Pop starlet Taylor Swift appears to have been targeted by the infamous hacker group Lizard Squad.
The pop star’s Twitter and Instagram accounts were briefly hacked on Tuesday, posting a number of messages before being removed.
One of the messages reportedly told users to follow a user with the handle @Lizzard, thought to be one of the leaders of Lizard Squad, as well as a number of other famous hacking groups such as LulzSec and Anonymous.

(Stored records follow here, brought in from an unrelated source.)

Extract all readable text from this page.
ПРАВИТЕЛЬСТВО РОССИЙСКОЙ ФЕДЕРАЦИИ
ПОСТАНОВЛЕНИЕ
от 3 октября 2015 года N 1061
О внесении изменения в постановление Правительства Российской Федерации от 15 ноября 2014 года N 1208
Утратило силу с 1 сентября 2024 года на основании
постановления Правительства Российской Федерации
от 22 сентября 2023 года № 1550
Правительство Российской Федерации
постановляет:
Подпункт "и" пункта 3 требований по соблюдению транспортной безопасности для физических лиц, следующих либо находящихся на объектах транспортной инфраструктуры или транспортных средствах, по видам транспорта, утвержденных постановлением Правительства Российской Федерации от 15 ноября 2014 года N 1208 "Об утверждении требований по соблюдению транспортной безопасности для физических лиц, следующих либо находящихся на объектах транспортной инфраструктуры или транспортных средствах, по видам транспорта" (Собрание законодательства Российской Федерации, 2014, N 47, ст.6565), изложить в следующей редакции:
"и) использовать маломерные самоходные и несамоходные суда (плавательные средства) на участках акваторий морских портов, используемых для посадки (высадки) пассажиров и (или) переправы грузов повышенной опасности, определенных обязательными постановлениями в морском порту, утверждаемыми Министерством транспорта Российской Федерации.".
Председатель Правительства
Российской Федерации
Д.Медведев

The Lizard Squad hackers seemed to gain control of the @TaylorSwift13 Twitter account, which has 51.4 million followers, on Tuesday, as well as briefly managing to take over the singer’s Instagram account.
Taylor Swift responded to the hack on her personal Tumblr account.
“Well, now I’m awake,” she wrote. “My Twitter got hacked but don’t worry, Twitter is deleting the hacker tweets and locking my account until they can figure out how this happened and get me new passwords. Never a dull moment.”
She also cheekily tagged the post with “hackers gonna hack hack hack hack hack”.
Lizard Squad came to prominence in 2014 after taking down the online presences of numerous gaming companies, including Blizzard, Activision, and Sony.
It also carried out a bomb threat against a Sony executive in August. A Twitter user named “LizardSquad” began posting comments related to Iraq’s ISIS and the “Islamic State”. He tweeted that there might be “explosives” on board a plane carrying a Sony executive. The flight from Dallas to San Francisco was diverted to Phoenix, Arizona.
The Lizard Squad also claimed responsibility for the denial-of-service attacks on Sony’s PlayStation Network and Microsoft’s Xbox Live gaming networks at Christmas, which disrupted millions of online gamers throughout the holiday period.
Following that, a man was arrested in London. Another suspect was also reportedly arrested in Finland.
But those arrests have not apparently slowed the hackers.
A couple of weeks ago new research revealed that the Lizard Squad had been using unsecured home internet routers to power its LizardStresser service.
And earlier this week, Malaysia Airlines managed to restore its website to full functionality, following a compromise on Sunday by attackers claiming to be part of the hacker group Lizard Squad.